ProJenX was created in collaboration with Project ALS, researchers at Columbia University, and Medical Excellence Capital, which invested $5.1 million in seed funding for the company.
“Since 1998, Project ALS has led aggressive, collaborative research to unlock the mysteries of ALS and the brain — the body’s most complex organ. We are immensely excited that ProJenX will take on the critical task of translating these hard-won discoveries to people with ALS — beginning with prosetin,” Valerie Estess said in a press release. Estess is the co-founder and director of research at Project ALS and ProJenX’s co-founder.
ALS is characterized by the toxic buildup of misfolded proteins in nerve cells. These proteins accumulate in the endoplasmic reticulum (ER) — a cell compartment involved in protein folding — that can cause excessive ER stress and cellular dysfunction.
Prosetin is an oral therapy developed by scientists at Project ALS and Columbia University. It was designed to enter the brain and reverse ER stress through the inhibition of a protein called MAP4 kinase (MAP4K).
When tested in an ALS mouse model, the therapy showed an ability to enter the brain where it potently inhibited MAP4K, reduced inflammation, and improved the survival of motor neurons.
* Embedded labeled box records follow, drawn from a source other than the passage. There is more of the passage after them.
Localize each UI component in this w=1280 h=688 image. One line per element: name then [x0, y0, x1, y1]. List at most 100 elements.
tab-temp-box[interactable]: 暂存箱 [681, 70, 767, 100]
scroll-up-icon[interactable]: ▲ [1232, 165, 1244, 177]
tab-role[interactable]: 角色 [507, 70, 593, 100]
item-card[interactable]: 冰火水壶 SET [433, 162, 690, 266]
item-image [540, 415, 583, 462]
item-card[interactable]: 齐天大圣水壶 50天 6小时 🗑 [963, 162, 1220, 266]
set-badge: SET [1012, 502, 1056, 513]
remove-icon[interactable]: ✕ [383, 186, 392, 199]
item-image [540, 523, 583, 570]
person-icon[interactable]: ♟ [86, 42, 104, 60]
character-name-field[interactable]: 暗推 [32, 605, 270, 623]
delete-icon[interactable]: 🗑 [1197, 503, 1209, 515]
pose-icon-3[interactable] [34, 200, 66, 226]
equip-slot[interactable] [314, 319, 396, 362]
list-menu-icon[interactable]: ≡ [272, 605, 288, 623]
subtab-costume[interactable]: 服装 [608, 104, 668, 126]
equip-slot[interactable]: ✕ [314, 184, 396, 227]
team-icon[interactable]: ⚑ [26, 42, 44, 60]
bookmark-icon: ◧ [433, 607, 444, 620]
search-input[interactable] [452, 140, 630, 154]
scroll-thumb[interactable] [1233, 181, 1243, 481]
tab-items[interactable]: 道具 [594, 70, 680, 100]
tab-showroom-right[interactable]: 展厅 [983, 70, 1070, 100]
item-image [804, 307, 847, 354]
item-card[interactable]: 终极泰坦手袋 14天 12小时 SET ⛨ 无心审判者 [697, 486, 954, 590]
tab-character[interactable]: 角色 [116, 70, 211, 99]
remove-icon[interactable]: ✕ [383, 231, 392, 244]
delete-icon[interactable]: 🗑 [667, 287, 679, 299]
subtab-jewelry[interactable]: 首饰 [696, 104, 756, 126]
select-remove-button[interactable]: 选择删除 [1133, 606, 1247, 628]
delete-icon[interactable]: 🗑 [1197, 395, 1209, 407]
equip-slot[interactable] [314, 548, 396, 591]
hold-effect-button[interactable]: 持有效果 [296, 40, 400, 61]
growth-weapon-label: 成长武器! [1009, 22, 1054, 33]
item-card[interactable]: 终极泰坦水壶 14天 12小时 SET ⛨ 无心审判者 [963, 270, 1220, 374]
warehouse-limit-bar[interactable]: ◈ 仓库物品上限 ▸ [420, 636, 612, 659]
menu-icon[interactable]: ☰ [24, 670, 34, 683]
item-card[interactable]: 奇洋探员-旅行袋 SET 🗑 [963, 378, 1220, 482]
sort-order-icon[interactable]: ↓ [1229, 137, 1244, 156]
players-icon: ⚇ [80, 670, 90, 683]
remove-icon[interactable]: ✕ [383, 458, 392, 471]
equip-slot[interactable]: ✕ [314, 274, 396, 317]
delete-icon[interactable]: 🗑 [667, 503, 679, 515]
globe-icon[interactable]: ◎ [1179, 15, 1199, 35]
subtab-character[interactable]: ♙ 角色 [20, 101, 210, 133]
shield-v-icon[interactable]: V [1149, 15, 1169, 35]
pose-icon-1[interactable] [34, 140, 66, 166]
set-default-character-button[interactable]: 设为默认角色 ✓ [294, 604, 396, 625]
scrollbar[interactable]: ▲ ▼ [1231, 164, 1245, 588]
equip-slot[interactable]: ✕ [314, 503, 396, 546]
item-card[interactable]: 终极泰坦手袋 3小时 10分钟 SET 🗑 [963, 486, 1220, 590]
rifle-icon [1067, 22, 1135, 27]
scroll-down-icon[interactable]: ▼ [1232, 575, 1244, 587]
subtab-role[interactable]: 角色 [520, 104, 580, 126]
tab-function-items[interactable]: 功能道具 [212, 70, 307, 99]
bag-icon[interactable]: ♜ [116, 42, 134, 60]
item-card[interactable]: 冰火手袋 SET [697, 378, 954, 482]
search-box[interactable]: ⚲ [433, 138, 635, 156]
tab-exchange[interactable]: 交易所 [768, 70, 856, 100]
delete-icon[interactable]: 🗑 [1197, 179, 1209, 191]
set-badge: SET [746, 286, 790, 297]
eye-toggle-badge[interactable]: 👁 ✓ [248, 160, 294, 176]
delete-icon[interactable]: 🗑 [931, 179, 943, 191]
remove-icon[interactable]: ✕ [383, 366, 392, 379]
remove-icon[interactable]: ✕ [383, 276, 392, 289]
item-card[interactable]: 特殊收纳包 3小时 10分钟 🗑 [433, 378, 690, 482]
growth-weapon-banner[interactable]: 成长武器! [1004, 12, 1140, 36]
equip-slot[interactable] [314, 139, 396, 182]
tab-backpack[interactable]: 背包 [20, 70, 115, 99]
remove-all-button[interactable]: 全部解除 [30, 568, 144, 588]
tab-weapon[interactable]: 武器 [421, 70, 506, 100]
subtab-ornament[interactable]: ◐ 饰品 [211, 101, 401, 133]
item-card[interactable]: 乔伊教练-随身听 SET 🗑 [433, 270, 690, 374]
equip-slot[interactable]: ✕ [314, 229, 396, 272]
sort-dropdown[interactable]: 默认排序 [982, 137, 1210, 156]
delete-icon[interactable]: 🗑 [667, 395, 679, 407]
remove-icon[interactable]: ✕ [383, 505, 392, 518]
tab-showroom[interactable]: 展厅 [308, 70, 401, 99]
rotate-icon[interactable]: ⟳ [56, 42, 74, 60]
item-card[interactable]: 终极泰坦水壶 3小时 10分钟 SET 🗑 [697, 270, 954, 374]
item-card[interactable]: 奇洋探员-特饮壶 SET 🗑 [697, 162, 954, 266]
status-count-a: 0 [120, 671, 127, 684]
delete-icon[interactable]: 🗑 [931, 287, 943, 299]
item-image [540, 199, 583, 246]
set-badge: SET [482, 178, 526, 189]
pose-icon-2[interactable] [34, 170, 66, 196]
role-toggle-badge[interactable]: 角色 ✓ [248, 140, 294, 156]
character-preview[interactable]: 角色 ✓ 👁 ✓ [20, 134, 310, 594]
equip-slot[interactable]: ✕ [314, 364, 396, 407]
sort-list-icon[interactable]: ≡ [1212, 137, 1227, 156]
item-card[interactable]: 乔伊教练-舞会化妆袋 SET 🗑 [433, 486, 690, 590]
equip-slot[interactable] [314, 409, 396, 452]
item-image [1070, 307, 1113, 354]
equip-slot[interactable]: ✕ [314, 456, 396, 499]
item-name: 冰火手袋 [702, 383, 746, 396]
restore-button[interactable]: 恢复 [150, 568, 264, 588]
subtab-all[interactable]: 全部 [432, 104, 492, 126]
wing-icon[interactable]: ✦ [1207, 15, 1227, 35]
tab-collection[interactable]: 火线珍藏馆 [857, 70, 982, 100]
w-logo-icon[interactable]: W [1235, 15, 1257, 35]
“Prosetin was developed out of a decades-long collaboration between the labs of Hynek Wichterle and Brent R. Stockwell at Columbia University and Project ALS to build more predictive models of ALS — and then use them to identify better treatments. We have seen promising effects of prosetin in a range of laboratory models and are hopeful for its potential to improve the lives of many people with ALS and other devastating neurological conditions,” said Erin Fleming, co-founder and senior director of operations at ProJenX.
The promising data led the U.S. Food and Drug Administration to grant prosetin orphan drug designation in 2020, which is intended to speed progress toward the development of therapies for rare diseases.
Researchers first identified MAP4 kinases as a promising therapeutic target using a screening platform that tested the ability of several compounds to prevent ER stress and related neurodegeneration in rat and human neurons. They found that most of the successful compounds targeted MAP4Ks.
ProJenX believes its screening platform eventually can be used to identify therapies for other brain diseases.
“Medical Excellence is delighted to have played a central role in the formation of ProJenX. Patients with ALS desperately need new therapies. We believe that the patient-specific, cell-based discovery platform at the heart of ProJenX’s approach is an exciting opportunity for the creation of transformative neuroscience medicines,” said Eric Heil, interim CEO of ProJenX and a managing partner at Medical Excellence Capital.
ProJenX is named in honor of Project ALS co-founder, Jenifer Estess, who was diagnosed with ALS at age 35.